Mais, QUOI ? "Vu le temps, vaut mieux annuler la séance de ce soir." Entraînement clandestin de Quidditch annulé. Là c'était le pompon. Il n'existait qu'une seule chose en ce bas monde de vilenie et de perdition qui pouvait sauver les meubles. Une pâte encore chaude après cuisson, croquante à l'extérieure mais moelleuse à l'intérieure et la saveur de trois chocolats pour garnir le biscuit. À défaut de ceux de sa crépusculaire marraine, les cookies des elfes de maison faisaient très bien l'affaire, surtout les jours où il aurait mieux valu rester couchée. Et puis, le Quidditch par procuration. Faute de pratiquer, Zuey évoquait avec ses coéquipiers les souvenirs mémorables du dernier match.

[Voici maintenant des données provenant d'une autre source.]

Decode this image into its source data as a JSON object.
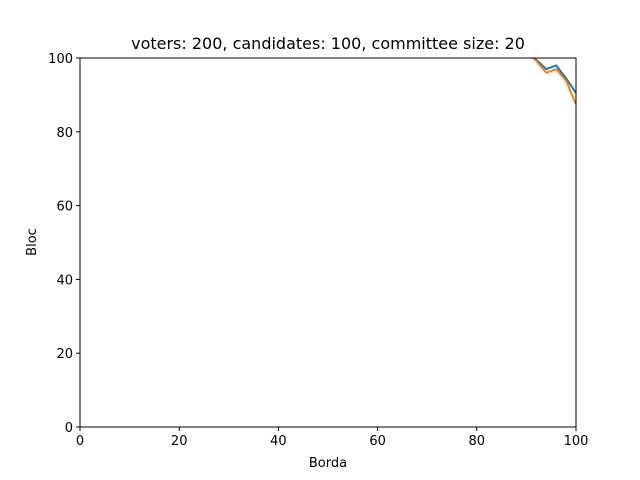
{
  "chart_data": {
    "type": "line",
    "title": "voters: 200, candidates: 100, committee size: 20",
    "xlabel": "Borda",
    "ylabel": "Bloc",
    "xlim": [
      0,
      100
    ],
    "ylim": [
      0,
      100
    ],
    "xticks": [
      "0",
      "20",
      "40",
      "60",
      "80",
      "100"
    ],
    "yticks": [
      "0",
      "20",
      "40",
      "60",
      "80",
      "100"
    ],
    "grid": false,
    "series": [
      {
        "color": "#1f77b4",
        "x": [
          90,
          92,
          94,
          96,
          98,
          100
        ],
        "y": [
          101.5,
          99.5,
          97,
          98,
          94.5,
          90.5
        ]
      },
      {
        "color": "#ff7f0e",
        "x": [
          90,
          92,
          94,
          96,
          98,
          100
        ],
        "y": [
          101.5,
          99.2,
          96,
          97,
          93.8,
          87.5
        ]
      }
    ]
  }
}
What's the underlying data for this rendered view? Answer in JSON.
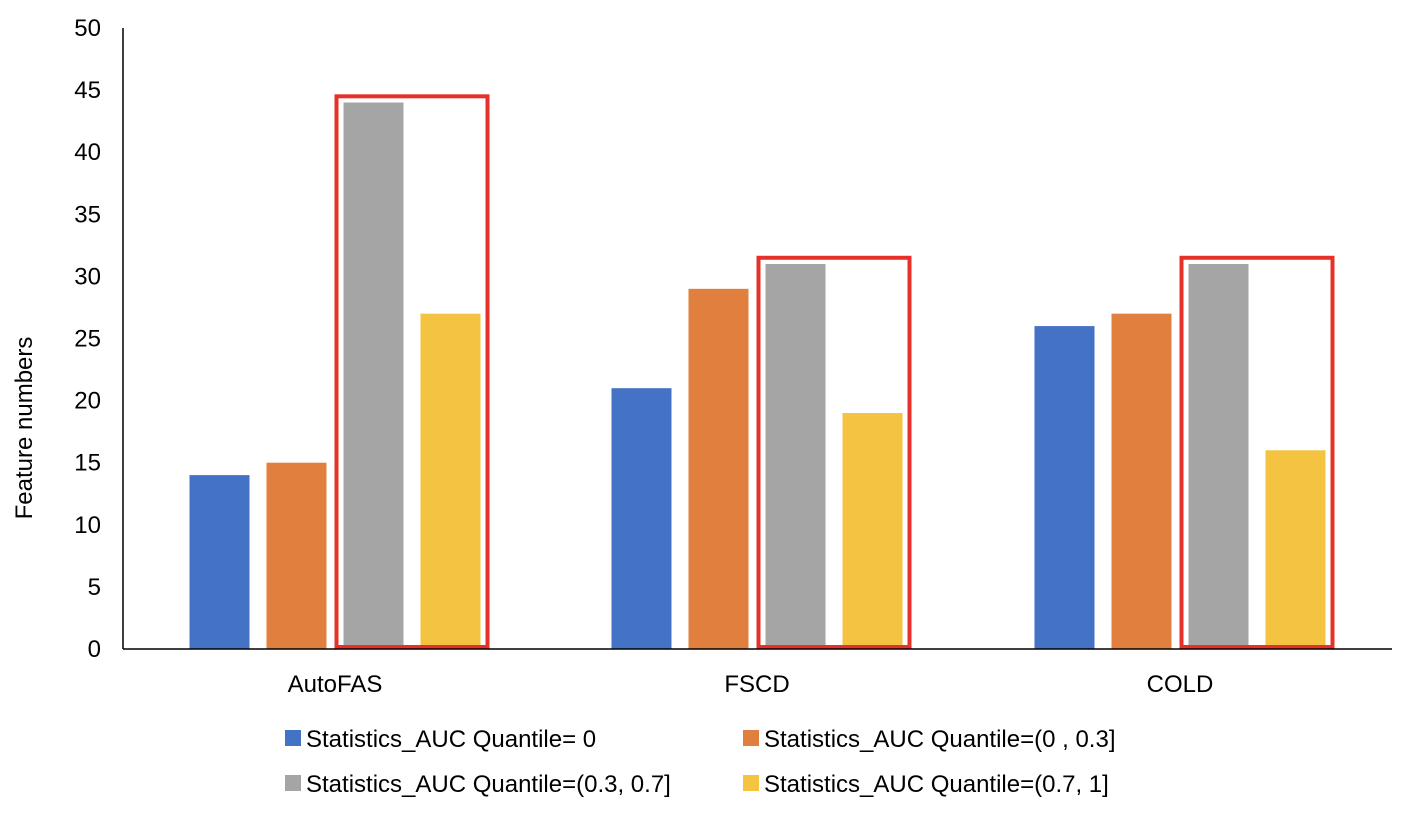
{
  "chart_data": {
    "type": "bar",
    "title": "",
    "xlabel": "",
    "ylabel": "Feature numbers",
    "ylim": [
      0,
      50
    ],
    "yticks": [
      0,
      5,
      10,
      15,
      20,
      25,
      30,
      35,
      40,
      45,
      50
    ],
    "categories": [
      "AutoFAS",
      "FSCD",
      "COLD"
    ],
    "series": [
      {
        "name": "Statistics_AUC  Quantile= 0",
        "color": "#4472C4",
        "values": [
          14,
          21,
          26
        ]
      },
      {
        "name": "Statistics_AUC Quantile=(0 , 0.3]",
        "color": "#E07F3E",
        "values": [
          15,
          29,
          27
        ]
      },
      {
        "name": "Statistics_AUC Quantile=(0.3, 0.7]",
        "color": "#A5A5A5",
        "values": [
          44,
          31,
          31
        ]
      },
      {
        "name": "Statistics_AUC Quantile=(0.7,  1]",
        "color": "#F5C342",
        "values": [
          27,
          19,
          16
        ]
      }
    ],
    "highlights": [
      {
        "category": "AutoFAS",
        "series": [
          2,
          3
        ],
        "color": "#E8302A",
        "top_value": 44.5
      },
      {
        "category": "FSCD",
        "series": [
          2,
          3
        ],
        "color": "#E8302A",
        "top_value": 31.5
      },
      {
        "category": "COLD",
        "series": [
          2,
          3
        ],
        "color": "#E8302A",
        "top_value": 31.5
      }
    ],
    "legend": "bottom",
    "grid": false
  }
}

— Et quand leur poursuiveur, t'sais le petit châtain, a piqué et BAM ! Le cognard envoyé par sa propre batteuse HAHAHA ! J'ai failli lâcher ma batte de rire. ET C'ÉTAIT MÊME PAS LE PLUS DRÔLE !
Projection de miettes, côtes douloureuses, le cerveau qui n'avait plus tout à fait assez d'oxygène. La journée avait été dure, longue et péniiible. Mais il y avait toujours un remède. D'ailleurs en parlant de remède : cookie suivant.